7. En troisième lieu, aux termes de l’article R. 123-8 du code de l’urbanisme, dans sa version applicable au litige : « Les zones naturelles et forestières sont dites « zones N ». Peuvent être classés en zone naturelle et forestière les secteurs de la commune, équipés ou non, à protéger en raison soit de la qualité des sites, des milieux naturels, des paysages et de leur intérêt, notamment du point de vue esthétique, historique ou écologique, soit de l’existence d’une exploitation forestière, soit de leur caractère d’espaces naturels. […]. » Il appartient aux auteurs d’un plan local d’urbanisme de déterminer le parti d’aménagement à retenir pour le territoire concerné par le plan, en tenant compte de la situation existante et des perspectives d’avenir, et de fixer en conséquence le zonage et les possibilités de construction. A cet effet, ils peuvent être amenés à classer en zone naturelle, pour les motifs énoncés par les dispositions citées ci-dessus, un secteur qu’ils entendent soustraire, pour l’avenir, à l’urbanisation.
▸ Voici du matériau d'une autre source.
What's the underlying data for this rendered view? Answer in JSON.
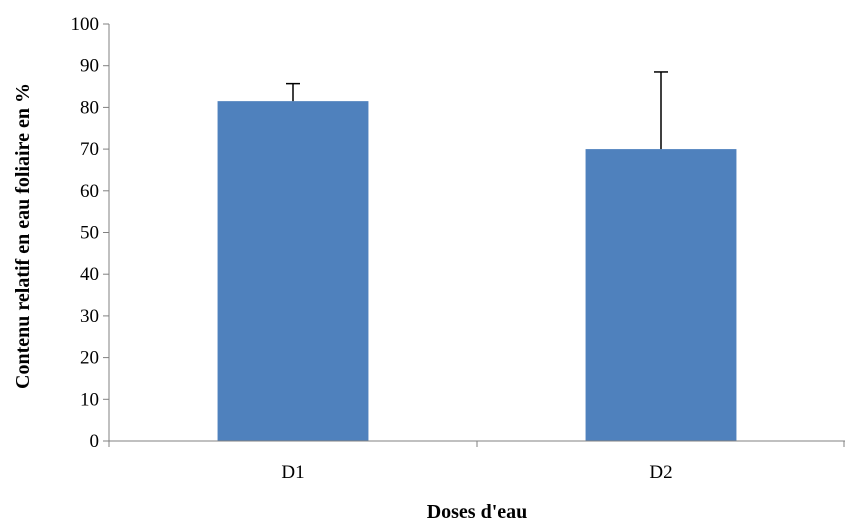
{
  "chart_data": {
    "type": "bar",
    "title": "",
    "xlabel": "Doses d'eau",
    "ylabel": "Contenu relatif en eau foliaire en %",
    "categories": [
      "D1",
      "D2"
    ],
    "values": [
      81.5,
      70
    ],
    "error_bars": [
      4.2,
      18.5
    ],
    "ylim": [
      0,
      100
    ],
    "yticks": [
      "0",
      "10",
      "20",
      "30",
      "40",
      "50",
      "60",
      "70",
      "80",
      "90",
      "100"
    ],
    "grid": false,
    "legend": "none",
    "bar_color": "#4F81BD",
    "axis_color": "#808080",
    "error_bar_color": "#000000"
  }
}
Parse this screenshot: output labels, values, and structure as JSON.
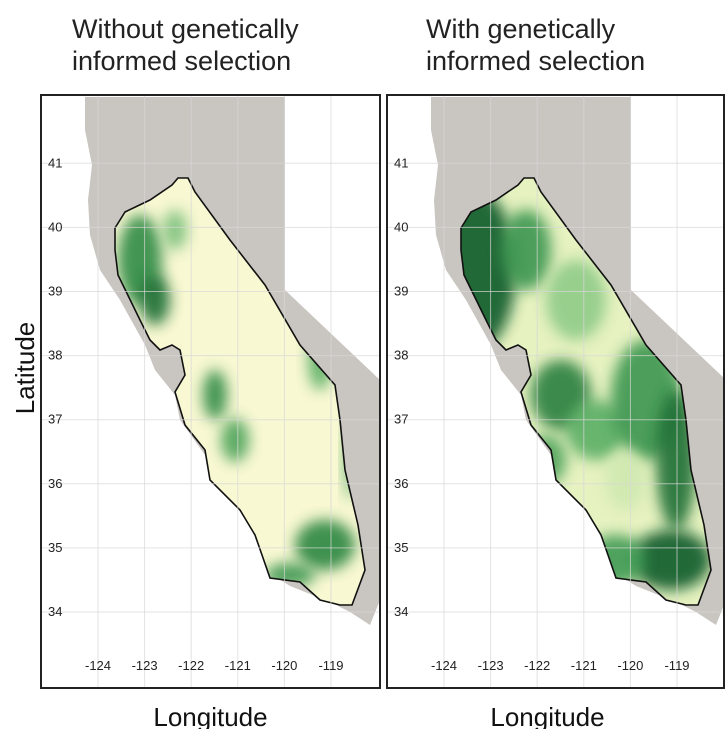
{
  "panels": [
    {
      "title": [
        "Without genetically",
        "informed selection"
      ],
      "xlabel": "Longitude"
    },
    {
      "title": [
        "With genetically",
        "informed selection"
      ],
      "xlabel": "Longitude"
    }
  ],
  "ylabel": "Latitude",
  "xlim": [
    -125.2,
    -117.9
  ],
  "ylim": [
    33.05,
    42.05
  ],
  "xticks": [
    -124,
    -123,
    -122,
    -121,
    -120,
    -119
  ],
  "yticks": [
    34,
    35,
    36,
    37,
    38,
    39,
    40,
    41
  ]
}
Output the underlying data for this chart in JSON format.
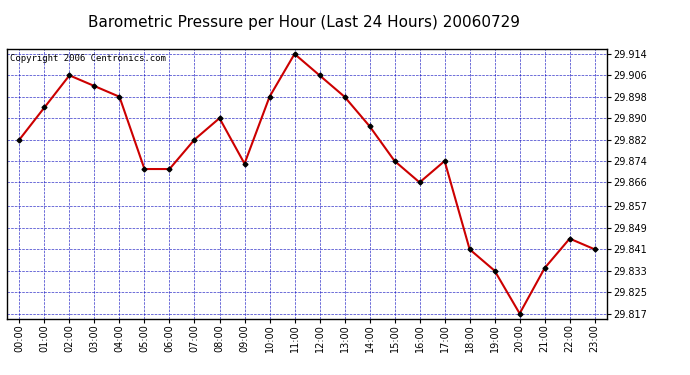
{
  "title": "Barometric Pressure per Hour (Last 24 Hours) 20060729",
  "copyright": "Copyright 2006 Centronics.com",
  "hours": [
    "00:00",
    "01:00",
    "02:00",
    "03:00",
    "04:00",
    "05:00",
    "06:00",
    "07:00",
    "08:00",
    "09:00",
    "10:00",
    "11:00",
    "12:00",
    "13:00",
    "14:00",
    "15:00",
    "16:00",
    "17:00",
    "18:00",
    "19:00",
    "20:00",
    "21:00",
    "22:00",
    "23:00"
  ],
  "values": [
    29.882,
    29.894,
    29.906,
    29.902,
    29.898,
    29.871,
    29.871,
    29.882,
    29.89,
    29.873,
    29.898,
    29.914,
    29.906,
    29.898,
    29.887,
    29.874,
    29.866,
    29.874,
    29.841,
    29.833,
    29.817,
    29.834,
    29.845,
    29.841
  ],
  "line_color": "#cc0000",
  "marker_color": "#000000",
  "bg_color": "#ffffff",
  "plot_bg_color": "#ffffff",
  "grid_color": "#0000bb",
  "title_color": "#000000",
  "axis_label_color": "#000000",
  "ymin": 29.817,
  "ymax": 29.914,
  "yticks": [
    29.914,
    29.906,
    29.898,
    29.89,
    29.882,
    29.874,
    29.866,
    29.857,
    29.849,
    29.841,
    29.833,
    29.825,
    29.817
  ],
  "title_fontsize": 11,
  "tick_fontsize": 7,
  "copyright_fontsize": 6.5
}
8. En estimant, pour juger que le classement en zone N des parcelles servant d’assiette aux projets de M. A. n’était pas entaché d’illégalité, qu’elles présentaient le caractère d’un espace naturel, faisant partie d’un ensemble plus vaste resté également à l’état naturel et que, alors même qu’elles étaient desservies par les réseaux, leur classement s’inscrivait dans le parti d’aménagement retenu par le plan local d’urbanisme, consistant à préserver et mettre en valeur la coupure d’urbanisation existante, la cour a suffisamment motivé son arrêt et porté sur les faits de l’espèce une appréciation souveraine, exempte de dénaturation.
9. Il résulte de tout ce qui précède que le pourvoi de M. A. doit être rejeté. Toutefois il n’y a pas lieu, dans les circonstances de l’espèce, de mettre à sa charge le versement à la commune de Saint-Sauveur-de-Puynormand de la somme qu’elle demande au titre de l’article L. 761-1 du code de justice administrative.
Décide :
Article 1er : Le pourvoi de M. A. est rejeté.
Article 2 : Les conclusions de la commune de Saint-Sauveur-de-Puynormand, présenté au titre de l’article L. 761-1 du code de justice administrative sont rejetées.
Article 3 : La présente décision sera notifiée à M. C. A. et à la commune de Saint-Sauveur-de-Puynormand.